Whilst new marijuana legalisation grinds through the bureaucratic gears, the answer is to put weed felons on ice. Literally. In a legal loophole that could potentially save governments millions in compensation, pot prisoners are being frozen in cryogenic chambers, whilst their acquittals are processed, à la Han Solo in Return of the Jedi, preserved below -130c by a frothing slug in a high castle. Legally the sentence paused, considerably reducing state reparations.
Although the legislative U-turn is being widely championed, the administrative burden on the legal system to acquit and release pot prisoners is predicted to take three years.
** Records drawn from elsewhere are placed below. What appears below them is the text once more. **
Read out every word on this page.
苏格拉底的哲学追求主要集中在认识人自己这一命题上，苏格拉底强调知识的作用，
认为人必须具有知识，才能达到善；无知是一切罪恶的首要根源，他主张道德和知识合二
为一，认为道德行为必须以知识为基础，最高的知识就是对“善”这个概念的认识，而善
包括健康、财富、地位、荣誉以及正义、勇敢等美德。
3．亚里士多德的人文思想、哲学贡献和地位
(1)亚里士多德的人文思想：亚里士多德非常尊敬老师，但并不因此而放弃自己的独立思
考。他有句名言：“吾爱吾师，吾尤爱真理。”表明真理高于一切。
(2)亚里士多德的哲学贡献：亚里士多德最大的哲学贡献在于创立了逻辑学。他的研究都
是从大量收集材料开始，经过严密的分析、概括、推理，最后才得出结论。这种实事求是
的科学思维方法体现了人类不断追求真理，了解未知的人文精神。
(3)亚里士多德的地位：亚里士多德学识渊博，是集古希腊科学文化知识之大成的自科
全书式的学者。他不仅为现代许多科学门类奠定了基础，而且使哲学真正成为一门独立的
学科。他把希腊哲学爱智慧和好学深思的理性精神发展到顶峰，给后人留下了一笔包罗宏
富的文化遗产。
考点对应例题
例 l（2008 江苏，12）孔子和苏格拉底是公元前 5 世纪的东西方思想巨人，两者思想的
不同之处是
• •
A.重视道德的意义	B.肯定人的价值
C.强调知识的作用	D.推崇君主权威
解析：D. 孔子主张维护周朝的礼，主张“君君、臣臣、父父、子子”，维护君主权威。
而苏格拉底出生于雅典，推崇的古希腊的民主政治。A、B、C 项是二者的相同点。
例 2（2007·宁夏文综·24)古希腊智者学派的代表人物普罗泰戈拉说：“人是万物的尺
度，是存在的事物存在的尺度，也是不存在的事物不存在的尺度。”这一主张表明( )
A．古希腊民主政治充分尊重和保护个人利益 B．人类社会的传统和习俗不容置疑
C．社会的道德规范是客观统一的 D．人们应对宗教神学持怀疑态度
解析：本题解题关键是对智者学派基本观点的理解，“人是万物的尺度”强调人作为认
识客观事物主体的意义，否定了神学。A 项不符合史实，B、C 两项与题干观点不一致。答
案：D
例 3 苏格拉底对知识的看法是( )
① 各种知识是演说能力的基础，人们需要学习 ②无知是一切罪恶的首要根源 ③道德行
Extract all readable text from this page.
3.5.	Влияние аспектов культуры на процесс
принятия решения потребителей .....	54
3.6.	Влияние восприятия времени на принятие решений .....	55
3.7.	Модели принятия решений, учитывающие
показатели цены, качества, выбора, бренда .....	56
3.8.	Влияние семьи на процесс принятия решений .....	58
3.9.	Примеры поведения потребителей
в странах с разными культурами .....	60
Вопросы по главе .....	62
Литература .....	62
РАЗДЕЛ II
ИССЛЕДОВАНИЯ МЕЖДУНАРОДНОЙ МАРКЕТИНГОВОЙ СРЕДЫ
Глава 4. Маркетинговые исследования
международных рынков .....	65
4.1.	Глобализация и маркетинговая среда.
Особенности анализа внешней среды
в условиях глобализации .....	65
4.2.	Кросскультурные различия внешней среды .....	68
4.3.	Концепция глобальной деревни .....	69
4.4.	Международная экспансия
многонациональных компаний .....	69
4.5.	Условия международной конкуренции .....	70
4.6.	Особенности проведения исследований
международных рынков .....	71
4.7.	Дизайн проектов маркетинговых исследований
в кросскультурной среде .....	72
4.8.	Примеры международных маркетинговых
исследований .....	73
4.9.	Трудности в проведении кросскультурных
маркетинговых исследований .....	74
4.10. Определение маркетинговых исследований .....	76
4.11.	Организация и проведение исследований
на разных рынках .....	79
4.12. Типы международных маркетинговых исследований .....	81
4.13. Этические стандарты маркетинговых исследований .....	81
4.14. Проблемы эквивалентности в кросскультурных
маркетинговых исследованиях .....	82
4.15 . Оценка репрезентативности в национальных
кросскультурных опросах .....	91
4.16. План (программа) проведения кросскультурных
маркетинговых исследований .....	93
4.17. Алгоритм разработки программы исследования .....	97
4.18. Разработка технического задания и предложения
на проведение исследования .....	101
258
That’s three years in the deep freeze.
A lengthy hibernation and an ethical hot potato, with a wide spectrum of pros and cons. Whilst being cryogenically frozen effectively pauses ageing, it also produces severe memory loss. Advocates argue this by-product might ironically serve the community; these once harmless stoners have hardened in the can – thugified by years of rubbing shoulders with real criminals. The cold headed lobotomy a blessing: deleting the crime schooling, replacing it with smooth skin and a clean slate.